Rui Viana Pereira, 12/02/2022

O plano orçamental europeu plurianual (2021-2027) criou um fundo denominado Next Generation EU (NGEU) que disponibiliza um total de cerca de 806,9 mil milhões de euros, dos quais 723,8 mil M€ são destinados a sustentar o «pacote de recuperação da covid-19», conhecido pelo nome de Mecanismo de Recuperação e Resiliência (MRR). Existem dois logros semânticos embebidos nesse plano:
1) Não se trata exactamente de combater «os efeitos do covid-19»; trata-se, em rigor, de lidar com as consequências económicas, sociais e ambientais das políticas aplicadas pelos poderes públicos nos últimos anos, incluindo as medidas adoptadas durante o período de pandemia.
2) Dos 723,8 mil M€ que suportam o Mecanismo de Recuperação e Resiliência, cerca de 42 % são apresentados como subvenções a fundo perdido; os restantes 58 % seriam fundos disponíveis para empréstimos aos estados-membros. A realidade é outra: a totalidade do orçamento do MRR é obtida através empréstimos angariados no mercado financeiro; não existem de facto subvenções «a fundo perdido», tudo acaba por ser empréstimo financeiro; tudo terá de ser reembolsado integralmente e com juros.

Figura 1: «O orçamento da UE para 2021-2027 - O que mudou?»
Fonte: Web oficial da UE, s/d (consultado em 3/02/2022)

Primeira pergunta necessária, face a um montante de 806,9 mil milhões de euros: donde vem todo este dinheiro?

O orçamento corrente da UE provém (simplificando) de quotizações dos estados-membros calculadas em proporção do seu PIB, mais uma parte do IVA cobrado em cada país.

Este orçamento, contudo, não bastaria para sustentar o gigantesco Mecanismo de Recuperação e Resiliência, por isso recorre a outras fontes financeiras.
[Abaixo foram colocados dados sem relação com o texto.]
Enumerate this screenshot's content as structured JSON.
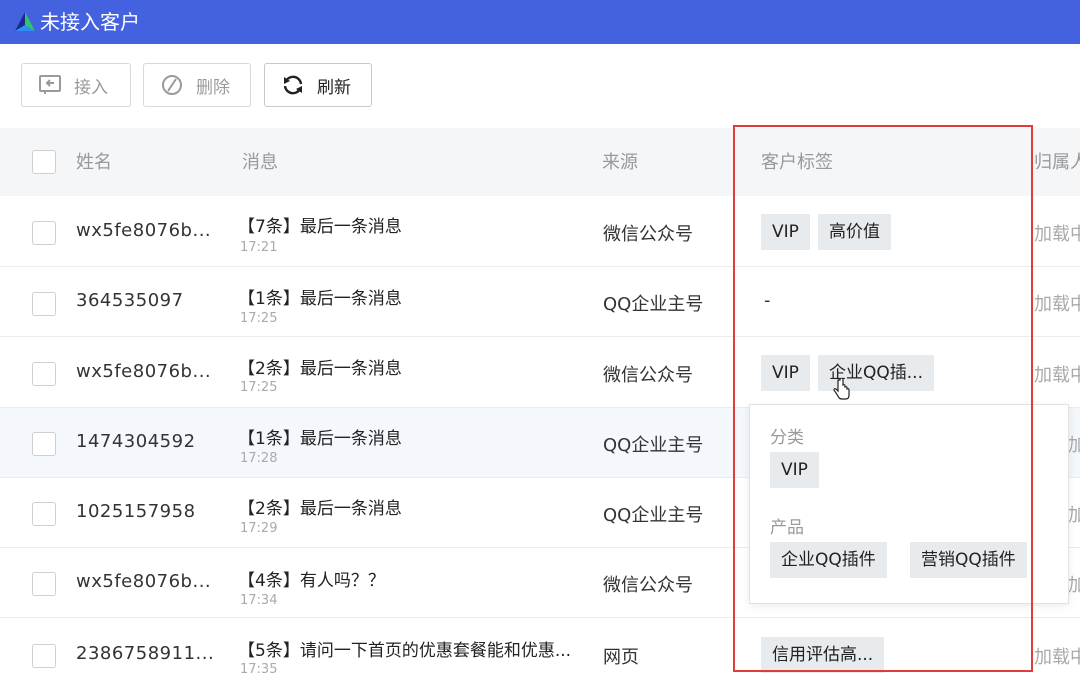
{
  "window": {
    "title": "未接入客户"
  },
  "toolbar": {
    "accept_label": "接入",
    "delete_label": "删除",
    "refresh_label": "刷新"
  },
  "table": {
    "headers": {
      "name": "姓名",
      "message": "消息",
      "source": "来源",
      "tags": "客户标签",
      "belong": "归属人"
    },
    "rows": [
      {
        "name": "wx5fe8076b...",
        "message": "【7条】最后一条消息",
        "time": "17:21",
        "source": "微信公众号",
        "tags": [
          "VIP",
          "高价值"
        ],
        "belong": "加载中"
      },
      {
        "name": "364535097",
        "message": "【1条】最后一条消息",
        "time": "17:25",
        "source": "QQ企业主号",
        "tags_empty": "-",
        "belong": "加载中"
      },
      {
        "name": "wx5fe8076b...",
        "message": "【2条】最后一条消息",
        "time": "17:25",
        "source": "微信公众号",
        "tags": [
          "VIP",
          "企业QQ插..."
        ],
        "belong": "加载中"
      },
      {
        "name": "1474304592",
        "message": "【1条】最后一条消息",
        "time": "17:28",
        "source": "QQ企业主号",
        "belong": "加"
      },
      {
        "name": "1025157958",
        "message": "【2条】最后一条消息",
        "time": "17:29",
        "source": "QQ企业主号",
        "belong": "加"
      },
      {
        "name": "wx5fe8076b...",
        "message": "【4条】有人吗？？",
        "time": "17:34",
        "source": "微信公众号",
        "belong": "加"
      },
      {
        "name": "2386758911...",
        "message": "【5条】请问一下首页的优惠套餐能和优惠...",
        "time": "17:35",
        "source": "网页",
        "tags": [
          "信用评估高..."
        ],
        "belong": "加载中"
      }
    ]
  },
  "tag_popup": {
    "groups": [
      {
        "label": "分类",
        "tags": [
          "VIP"
        ]
      },
      {
        "label": "产品",
        "tags": [
          "企业QQ插件",
          "营销QQ插件"
        ]
      }
    ]
  },
  "colors": {
    "titlebar": "#4461e0",
    "highlight": "#e23b3b",
    "tag_bg": "#e8ebed"
  }
}
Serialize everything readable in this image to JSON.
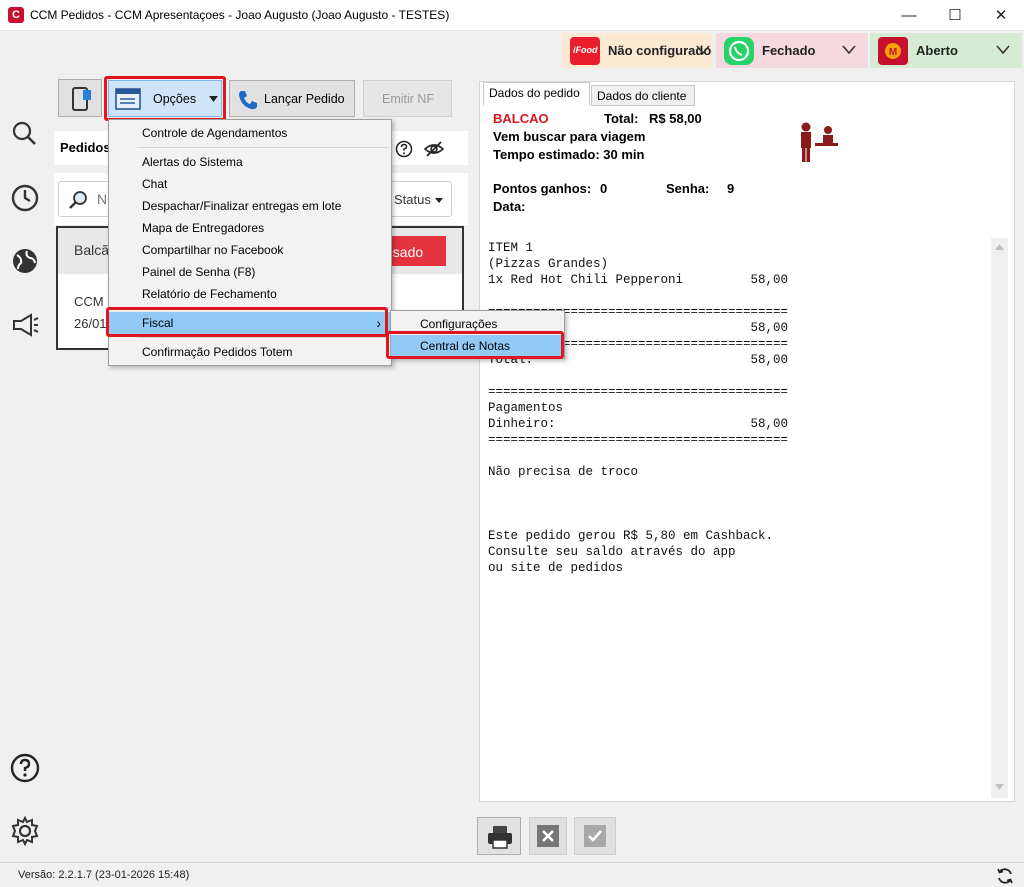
{
  "window": {
    "title": "CCM Pedidos - CCM Apresentaçoes - Joao Augusto (Joao Augusto - TESTES)",
    "minimize": "—",
    "maximize": "☐",
    "close": "✕"
  },
  "status_cards": [
    {
      "brand": "ifood",
      "label": "Não configurado",
      "color": "#fde9d2",
      "logo_color": "#ea1d2c"
    },
    {
      "brand": "whatsapp",
      "label": "Fechado",
      "color": "#f6d9de",
      "logo_color": "#25d366"
    },
    {
      "brand": "ccm",
      "label": "Aberto",
      "color": "#d6ebd4",
      "logo_color": "#c8102e"
    }
  ],
  "toolbar": {
    "opcoes_label": "Opções",
    "lancar_pedido_label": "Lançar Pedido",
    "emitir_nf_label": "Emitir NF"
  },
  "orders_panel": {
    "header": "Pedidos",
    "search_placeholder": "N",
    "status_filter": "Status",
    "card_title": "Balcã",
    "card_badge": "usado",
    "card_line1": "CCM",
    "card_line2": "26/01"
  },
  "menu": {
    "items": [
      "Controle de Agendamentos",
      "Alertas do Sistema",
      "Chat",
      "Despachar/Finalizar entregas em lote",
      "Mapa de Entregadores",
      "Compartilhar no Facebook",
      "Painel de Senha (F8)",
      "Relatório de Fechamento",
      "Fiscal",
      "Confirmação Pedidos Totem"
    ],
    "fiscal_arrow": "›",
    "submenu": [
      "Configurações",
      "Central de Notas"
    ]
  },
  "order_detail": {
    "tabs": [
      "Dados do pedido",
      "Dados do cliente"
    ],
    "type": "BALCAO",
    "total_label": "Total:",
    "total_value": "R$ 58,00",
    "line_pickup": "Vem buscar para viagem",
    "line_time": "Tempo estimado: 30 min",
    "points_label": "Pontos ganhos:",
    "points_value": "0",
    "senha_label": "Senha:",
    "senha_value": "9",
    "data_label": "Data:",
    "receipt": "ITEM 1\n(Pizzas Grandes)\n1x Red Hot Chili Pepperoni         58,00\n\n========================================\n                                   58,00\n========================================\nTotal:                             58,00\n\n========================================\nPagamentos\nDinheiro:                          58,00\n========================================\n\nNão precisa de troco\n\n\n\nEste pedido gerou R$ 5,80 em Cashback.\nConsulte seu saldo através do app\nou site de pedidos"
  },
  "footer": {
    "version": "Versão: 2.2.1.7 (23-01-2026 15:48)"
  },
  "colors": {
    "highlight": "#e0151f",
    "menu_selected": "#91c9f7",
    "badge_red": "#e5323f",
    "balcao_red": "#e0151f"
  }
}
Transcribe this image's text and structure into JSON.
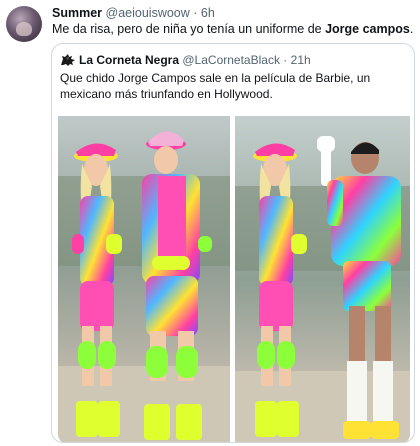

É aqui que entra em jogo o fundo financeiro Next Generation EU, composto da seguinte forma:

  • Rendimentos próprios: uma nova taxa sobre os resíduos de embalagens não recicladas; novas taxas baseadas no «ajustamento carbónico fronteiriço»(?), um imposto digital, etc. A Comissão Europeia deixou em aberto a possibilidade de vir a criar novas taxas europeias, consoante as necessidades, numa espécie de navegação à vista. Ficou também no ar a vaga promessa de criar um novo imposto sobre as sociedades comerciais e sobre as operações financeiras, que no entanto nunca será definido antes de 2024 (pondo assim à prova a memória dos cidadãos europeus). Seja como for, estas fontes de recursos próprios constituem uma ínfima fracção do Next Generation EU (0,86 %, pelos meus cálculos).

  • Empréstimos financeiros: «Para obter os fundos necessários para o Next Generation EU, a Comissão contrairá empréstimos nos mercados de capitais em nome da União Europeia, num total até 800 mil milhões de euros a preços correntes» (fonte: página oficial da UE).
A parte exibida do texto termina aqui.